My spice cupboard. I did a Simple Abundance on it. I emptied it, I threw away anything that could protest about being thrown away, I stocked up on new and spicy spices, I transferred herbs etc into little and pretty pots, but most crazily of all, I lined it with a flowery wallpaper (50p a roll in B&Q's sale) and made it into its own little boudoir.



I want to line the shelves with lace, simply because I want some shelves to line with lace and these are the least public shelves I have. No one uses them but me, no one else has a reason to.

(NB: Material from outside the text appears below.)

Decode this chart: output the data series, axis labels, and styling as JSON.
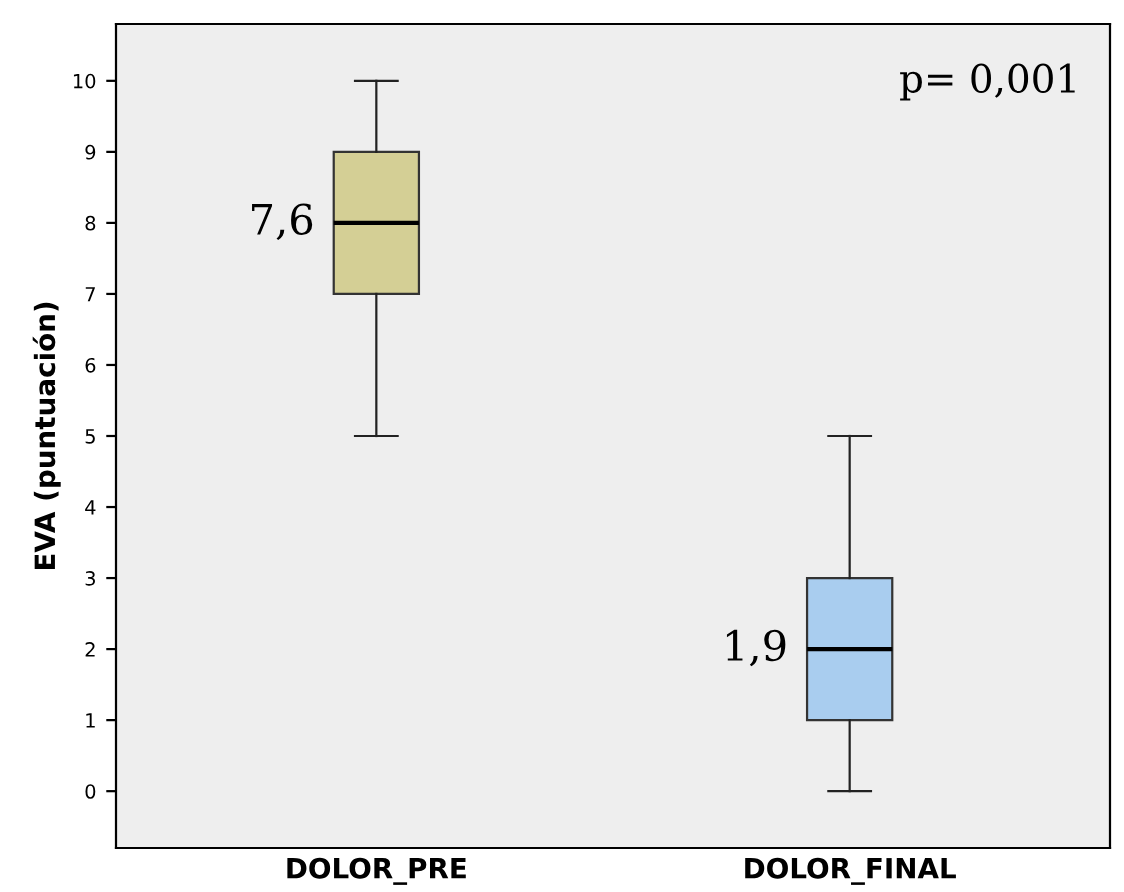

This is my little oasis of calm and tranquility and, a week later, it is still tidy, I still smile when I open the door and I still enjoy using the spices. With thanks and apologies to Domesticali, one of my heroes, I would love to nick your category. For the domestically dyslexic (and I think I am), it has to be one of the best ways to explain how we feel.






By the way, Happy 4th of July to all the Americans.... I'd ask you over to a tea party but if you come from Boston, it would be a waste of good tea (!) Have a good Independence day & it's nice to see our American Cousins in good party form!